At a wedding reception, for example, this is usually divided into:
- Background music for cocktails and dinner
- Special song snippets to add some zing to key moments, like the entry of the bridal party
- Special dances (typically the married couple’s first dance)
- Dancefloor music
A wedding DJ will also often MC the event.
The equpiment
My first mental image of a DJ was a person wearing headphones standing behind an intimidating console with two turntables surrounded by dials, buttons, slides and flashing lights. This console is called the DJ Controller or Mixer or just “The Decks”.

The Turntables themselves are mostly a visual nod to the origin of DJing with vinyl records. Although they have functionality they are not hugely necessary for today’s event DJ unless they do a lot of scratching effects. You can also use them to navigate through audio files, but you can do this equally well using a mouse or touchpad on a laptop, ipad or phone (more on this later). Turntables on a digital mixer may also be called Jogwheels.
The main purpose of The Decks is to allow the DJ to control the transition from one song to another. This is why almost all controllers (including software ones) have a minimum of two sides – one for the song that’s currently playing and the other for the song that you’re getting ready to play next.
Most of the other knobs and sliders on The Decks are used to alter the volume and sound of one or both tracks to make transitions between songs smooth (or not smooth, if that’s your thing).
The lit-up buttons are mapped to tools such as looping and cue points. Cue points are markers DJs put on audio tracks so they can easily start from there .. like the chorus or the drop.
DJs use headphones to listen to either the music that the crowd is hearing (front-of-house mix) or the song that is not currently playing or a mixture of both (both called cue-mixes).
DJs also use audio mixers, microphones speakers and lights but I didn’t want to talk about them here as they’re not DJ specific.
The skills
The most essential skill for Function DJs is music choices. These are usually considered in advance of the function in collaboration with the clients. It doesn’t matter how fancy your lights, dials, moves, wardrobe or scratches, if the crowd don’t like your songs they won’t love your work!
The technical DJ-ing skills are all about transitioning from one song to another or making bits of one song mash with bits of another song. It’s super fun!
Transitions can be made with all kinds of cross fades, with or without special effects (like reverb, echo and phaser). These are often combined with beat-matching, which is where you match the beat of the outgoing song with the beat of the incoming song so they glide seamlessly in and out. DJs regularly alter the speed and/or pitch of songs so they can be more pleasingly matched. This took enormous skill and practise back in the days of vinyl. Nowadays it’s a lot easier.

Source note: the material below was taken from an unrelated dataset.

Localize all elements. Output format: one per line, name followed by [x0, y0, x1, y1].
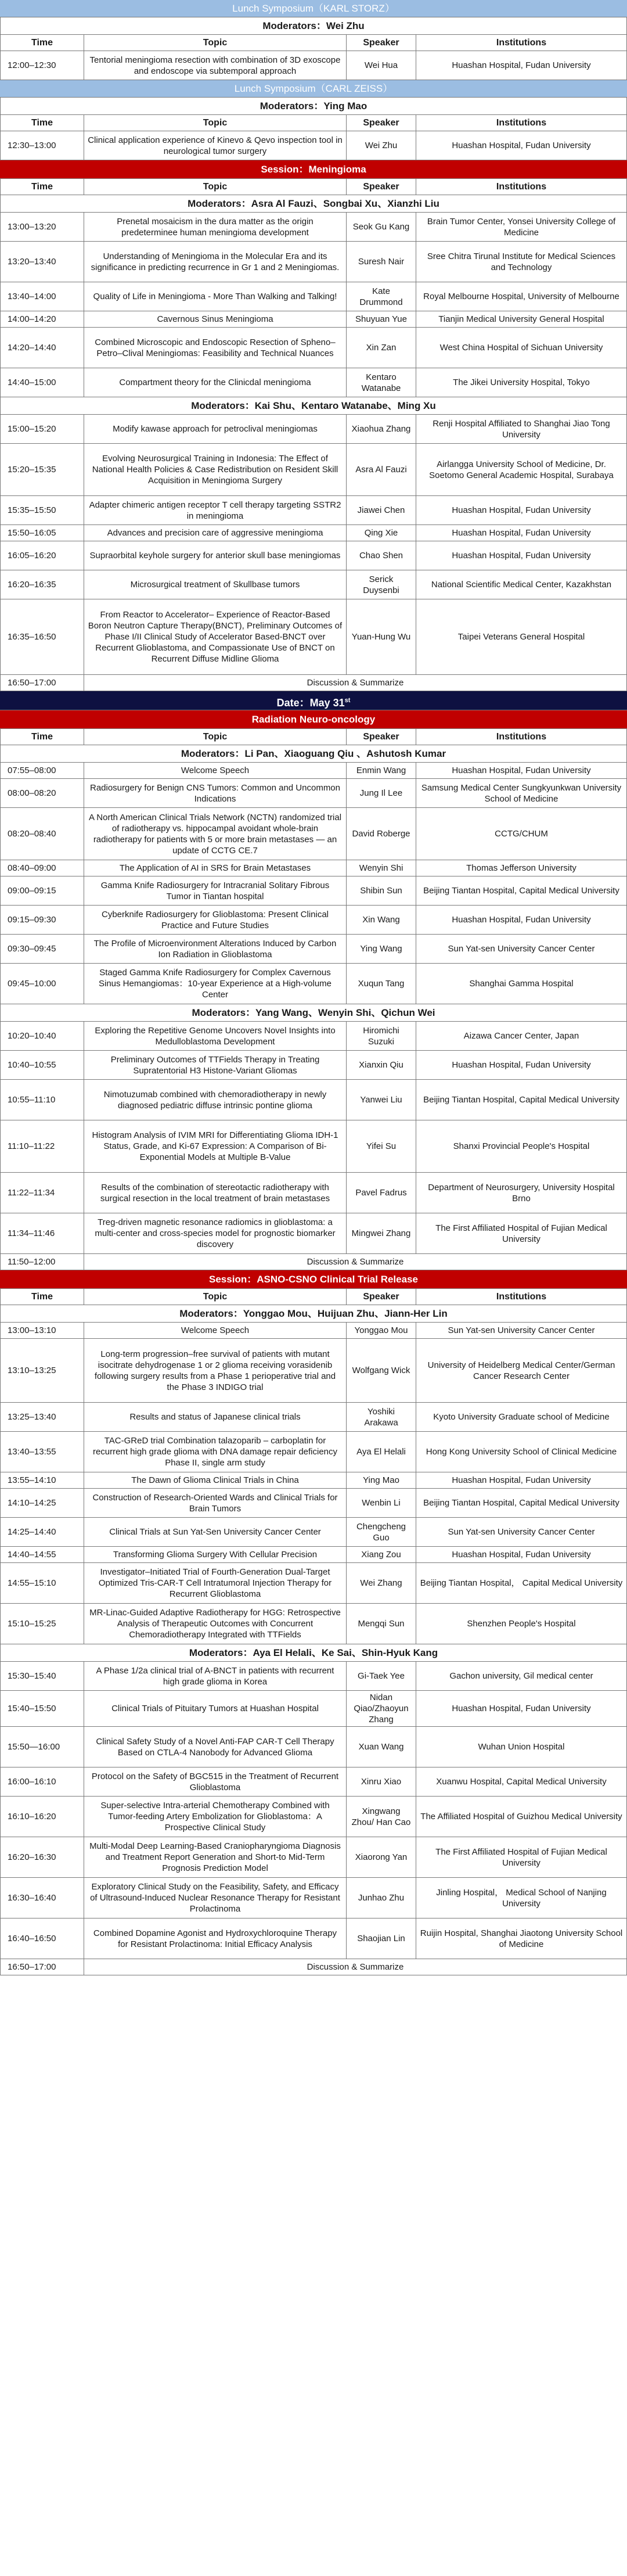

Where do you get the songs from?
There are three sources of the songs a DJ plays:
- Physical – like vinyl or CDs
- Audio files – like mp3s stored on a laptop, flashdrive or ipad. These can be purchased from online stores like Amazon or Apple, ripped from CDs or bulk-downloaded fromĀ subscription DJ pools like Beatsource.
- Streaming – many DJ controllers are able to interact directly with music streaming services like Apple Music and Tidal. Interestingly Spotify does not allow it’s service to be used by any DJ interfaces, although it used to. There’s a lot of controversy within the DJ world as to whether it’s OK to rely heavily on streaming. It definitely carries the risk of completely collapsing if you lose internet – which can happen!
Hope you found this interesting. Obviously this blog just touches the surface but I would have loved to have found an article like this when I started out.
Let me know if I’ve left out anything important!